Possibile la decadenza dalla rottamazione se non si paga una rata
Il pagamento di una rata scaduta viene imputato a quella omessa più arretrata
Un aspetto delicato della rottamazione-quinquies (ex art. 1 commi 82 e seguenti della L. 199/2025) riguarda la decadenza in caso di omesso o tardivo versamento delle rate.
Il legislatore ha sancito che il pagamento possa avvenire in unica soluzione entro il 31 luglio 2026 oppure in massimo 54 rate bimestrali, distribuite nel periodo 2026-2035.
Il comma 95 dell’art. 1 della L. 199/2025 stabilisce che la rottamazione non produce effetti in caso di omesso o insufficiente pagamento della totalità delle somme, di due rate anche non consecutive o dell’ultima rata.
Fermo quanto esposto, non è prevista alcuna tolleranza per i pagamenti tardivi, al contrario di quanto contemplato dalla precedente rottamazione di cui alla L. 197/2022.
Una prima criticità emerge constatando che non è stata introdotta una previsione di egual tenore in caso di mancato versamento della prima rata.
Non è dunque chiaro cosa accada alla rottamazione se il debitore omette o ritarda il versamento della prima rata.
Sul punto le FAQ dell’Agenzia delle Entrate-Riscossione 20 gennaio 2026 hanno affermato che “Nel caso di pagamento rateale, la legge concede al contribuente di rimanere in arretrato con una rata del proprio piano dei pagamenti senza incorrere nella decadenza della Definizione agevolata”.
Di conseguenza il mancato pagamento della sola prima rata in scadenza al 31 luglio 2026 non dovrebbe causare alcuna decadenza.
La soluzione adottata non è coerente con la lettera della norma, che porterebbe invece a ritenere che il mancato/insufficiente pagamento di una o due rate non porti alla decadenza.
Il problema sorge nel momento in cui viene a operare l’art. 31 comma 3 del DPR 602/73, a mente del quale la prima rata successiva pagata verrà imputata a quella precedentemente non corrisposta.

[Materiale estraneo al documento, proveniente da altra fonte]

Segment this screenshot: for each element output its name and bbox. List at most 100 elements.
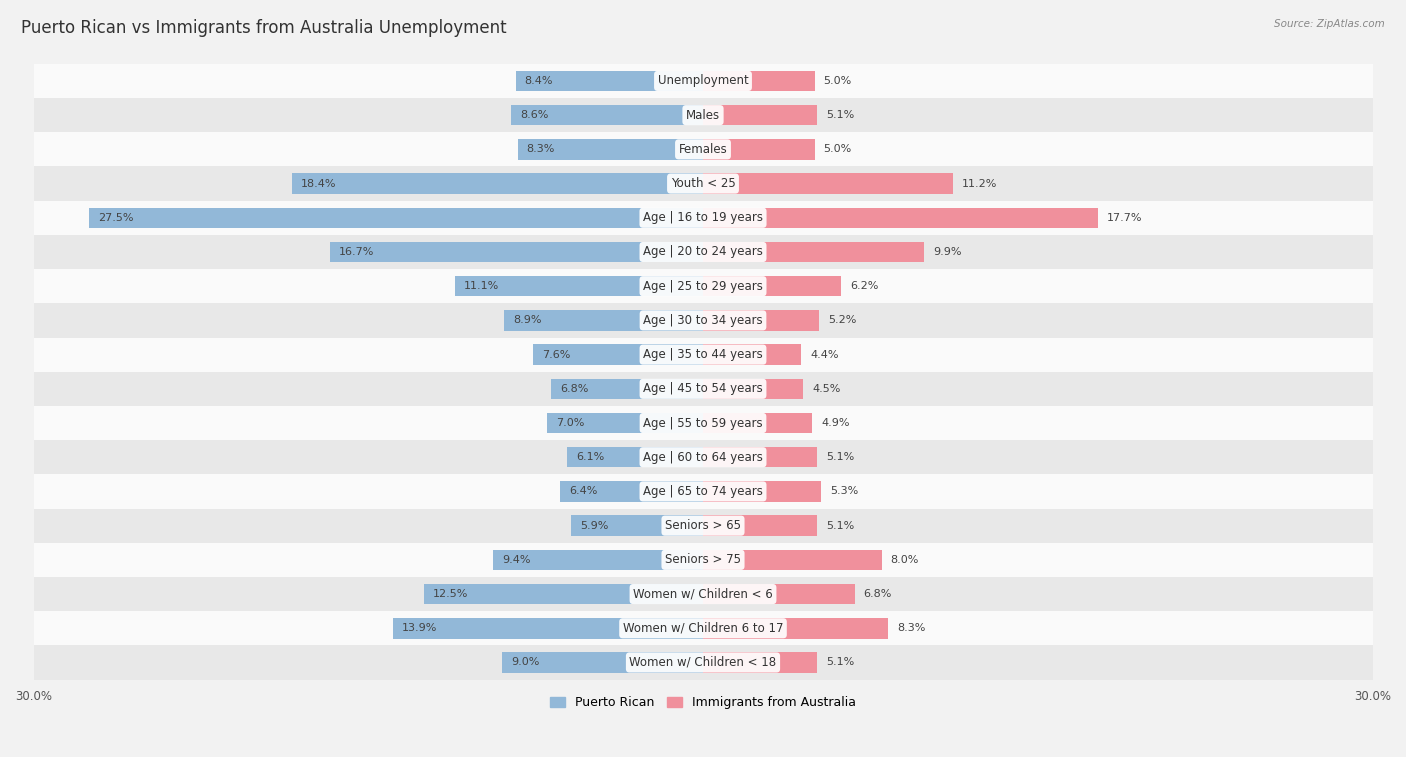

La conferma dell’operatività di questa regola è stata data con le FAQ dell’Agenzia delle Entrate-Riscossione 20 gennaio 2026.
Di conseguenza, vista l’imputazione alla rata precedente, giunti all’ultima rata, si giungerà al paradosso che, risultando pagata la penultima rata e non l’ultima, si verificherà la decadenza dalla rottamazione anche per il mancato pagamento di una sola rata.

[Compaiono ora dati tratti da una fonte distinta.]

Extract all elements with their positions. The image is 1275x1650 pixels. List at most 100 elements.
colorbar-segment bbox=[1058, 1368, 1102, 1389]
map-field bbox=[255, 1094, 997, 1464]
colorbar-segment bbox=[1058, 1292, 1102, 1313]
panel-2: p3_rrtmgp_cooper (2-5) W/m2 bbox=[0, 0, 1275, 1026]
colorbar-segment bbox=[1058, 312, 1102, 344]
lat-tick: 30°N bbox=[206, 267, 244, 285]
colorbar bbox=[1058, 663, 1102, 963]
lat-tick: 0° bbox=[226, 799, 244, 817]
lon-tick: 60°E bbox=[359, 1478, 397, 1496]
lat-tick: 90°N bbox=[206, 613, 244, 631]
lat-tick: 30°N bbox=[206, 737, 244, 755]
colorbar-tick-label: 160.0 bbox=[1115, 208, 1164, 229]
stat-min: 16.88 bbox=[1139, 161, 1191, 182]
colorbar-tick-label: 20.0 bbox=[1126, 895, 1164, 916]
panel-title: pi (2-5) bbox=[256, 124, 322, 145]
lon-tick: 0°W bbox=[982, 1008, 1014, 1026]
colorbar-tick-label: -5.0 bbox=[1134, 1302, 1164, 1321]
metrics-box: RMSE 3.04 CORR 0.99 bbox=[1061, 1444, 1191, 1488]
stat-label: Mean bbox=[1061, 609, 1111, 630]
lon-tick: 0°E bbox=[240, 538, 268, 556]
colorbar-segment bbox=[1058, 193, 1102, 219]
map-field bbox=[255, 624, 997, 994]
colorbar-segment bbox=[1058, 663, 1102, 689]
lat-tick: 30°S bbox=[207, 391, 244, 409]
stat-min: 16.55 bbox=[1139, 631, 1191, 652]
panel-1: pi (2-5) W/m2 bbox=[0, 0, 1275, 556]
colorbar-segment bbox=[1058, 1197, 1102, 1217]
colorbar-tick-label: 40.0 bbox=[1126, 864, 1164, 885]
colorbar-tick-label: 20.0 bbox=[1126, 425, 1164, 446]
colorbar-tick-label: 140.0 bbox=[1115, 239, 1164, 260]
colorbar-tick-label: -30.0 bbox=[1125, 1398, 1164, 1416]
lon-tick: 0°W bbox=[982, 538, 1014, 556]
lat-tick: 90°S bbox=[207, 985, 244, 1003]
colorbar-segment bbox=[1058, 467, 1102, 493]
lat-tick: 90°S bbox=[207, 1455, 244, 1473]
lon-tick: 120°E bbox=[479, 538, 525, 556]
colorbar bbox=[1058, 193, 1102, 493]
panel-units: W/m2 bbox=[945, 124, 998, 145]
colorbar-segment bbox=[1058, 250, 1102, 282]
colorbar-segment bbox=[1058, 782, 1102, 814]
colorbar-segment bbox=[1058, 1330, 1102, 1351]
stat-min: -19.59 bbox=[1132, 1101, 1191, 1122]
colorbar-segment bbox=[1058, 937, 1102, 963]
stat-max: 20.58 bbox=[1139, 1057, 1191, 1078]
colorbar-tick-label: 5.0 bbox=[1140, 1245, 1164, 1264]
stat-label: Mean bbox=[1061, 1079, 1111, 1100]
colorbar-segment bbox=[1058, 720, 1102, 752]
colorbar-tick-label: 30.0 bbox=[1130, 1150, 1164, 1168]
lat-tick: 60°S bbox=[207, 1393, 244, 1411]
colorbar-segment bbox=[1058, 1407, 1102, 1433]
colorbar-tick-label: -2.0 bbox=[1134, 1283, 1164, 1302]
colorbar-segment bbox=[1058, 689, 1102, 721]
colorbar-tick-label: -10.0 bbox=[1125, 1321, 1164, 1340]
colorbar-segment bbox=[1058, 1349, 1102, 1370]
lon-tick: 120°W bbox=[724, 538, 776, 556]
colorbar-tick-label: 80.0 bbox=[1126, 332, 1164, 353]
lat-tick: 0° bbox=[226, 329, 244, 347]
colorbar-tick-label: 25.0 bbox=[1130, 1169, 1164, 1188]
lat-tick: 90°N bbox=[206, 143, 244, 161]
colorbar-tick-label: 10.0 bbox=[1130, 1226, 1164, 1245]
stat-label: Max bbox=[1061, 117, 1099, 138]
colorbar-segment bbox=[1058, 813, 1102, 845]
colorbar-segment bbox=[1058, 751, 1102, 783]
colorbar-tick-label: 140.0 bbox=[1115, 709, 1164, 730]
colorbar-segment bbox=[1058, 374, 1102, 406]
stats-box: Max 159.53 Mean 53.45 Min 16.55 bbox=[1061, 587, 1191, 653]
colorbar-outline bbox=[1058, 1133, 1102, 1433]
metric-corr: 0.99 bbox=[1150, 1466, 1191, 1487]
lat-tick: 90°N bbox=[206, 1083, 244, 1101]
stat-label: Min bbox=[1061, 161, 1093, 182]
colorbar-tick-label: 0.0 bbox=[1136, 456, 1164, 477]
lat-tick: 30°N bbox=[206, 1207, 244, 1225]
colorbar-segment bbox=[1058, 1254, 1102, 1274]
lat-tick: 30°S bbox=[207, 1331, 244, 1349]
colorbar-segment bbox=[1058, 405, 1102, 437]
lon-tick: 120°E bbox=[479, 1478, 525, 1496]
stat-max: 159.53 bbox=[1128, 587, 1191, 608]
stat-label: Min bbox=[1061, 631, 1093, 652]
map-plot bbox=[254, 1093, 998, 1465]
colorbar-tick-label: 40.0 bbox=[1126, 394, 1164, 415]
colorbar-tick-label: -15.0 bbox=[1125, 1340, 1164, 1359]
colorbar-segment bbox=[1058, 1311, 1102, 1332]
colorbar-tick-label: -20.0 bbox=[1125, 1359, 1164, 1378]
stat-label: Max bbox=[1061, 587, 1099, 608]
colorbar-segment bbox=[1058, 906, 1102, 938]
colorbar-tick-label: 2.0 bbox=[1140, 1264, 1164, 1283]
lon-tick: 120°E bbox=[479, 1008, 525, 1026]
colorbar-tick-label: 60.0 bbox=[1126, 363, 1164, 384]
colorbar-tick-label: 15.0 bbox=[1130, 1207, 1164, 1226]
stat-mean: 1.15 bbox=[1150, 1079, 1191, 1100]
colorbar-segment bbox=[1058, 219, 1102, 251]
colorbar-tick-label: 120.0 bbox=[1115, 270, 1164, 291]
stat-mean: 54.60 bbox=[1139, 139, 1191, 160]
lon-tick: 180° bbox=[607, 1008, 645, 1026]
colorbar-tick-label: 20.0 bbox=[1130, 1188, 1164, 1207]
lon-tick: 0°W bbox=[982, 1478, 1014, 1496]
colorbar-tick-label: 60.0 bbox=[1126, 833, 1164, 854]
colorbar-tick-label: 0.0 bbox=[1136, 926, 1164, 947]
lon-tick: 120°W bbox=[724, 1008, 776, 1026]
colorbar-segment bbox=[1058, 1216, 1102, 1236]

Questa impostazione è confermata anche in una risposta dell’Agenzia delle Entrate fornita nel corso della Videoconferenza che si è tenuta ieri, 5 febbraio 2026.
Dopo aver ribadito che l’omesso o ritardato versamento della prima rata non determina, di per sé, l’inefficacia della definizione stessa, “si incorrerà nell’inefficacia della definizione qualora il tardivo pagamento della prima (come di qualsiasi altra) rata si protragga per un lasso di tempo tale da determinare il mancato versamento di due rate, tenendo, comunque, conto che, nel caso in cui una rata non venga versata, la prima rata successiva pagata verrà imputata a quella precedentemente non corrisposta”.
Le conseguenze derivanti dalla decadenza sono molto rilevanti.
Innanzitutto essa opera ipso iure, senza che sia necessario alcun atto o provvedimento formale.
Vengono poi nuovamente in rilievo, ove ne ricorrano i presupposti di legge, tanto l’adozione di misure cautelari (quali fermo amministrativo e iscrizione ipotecaria), quanto l’esercizio delle azioni esecutive (ivi inclusi i pignoramenti), nonché la prosecuzione di quelle già avviate.
Riprende inoltre il decorso dei termini di decadenza e di prescrizione relativi al recupero dei carichi iscritti a ruolo, precedentemente sospesi.
L’intero importo residuo del debito, al netto delle somme già corrisposte, torna integralmente esigibile.
Nel corso della Videoconferenza di ieri è stato chiarito come anche in questa definizione, come nelle precedenti, entro la scadenza del termine finale di presentazione della dichiarazione di adesione (30 aprile 2026), sarà possibile revocare, oltre che integrare, la medesima dichiarazione.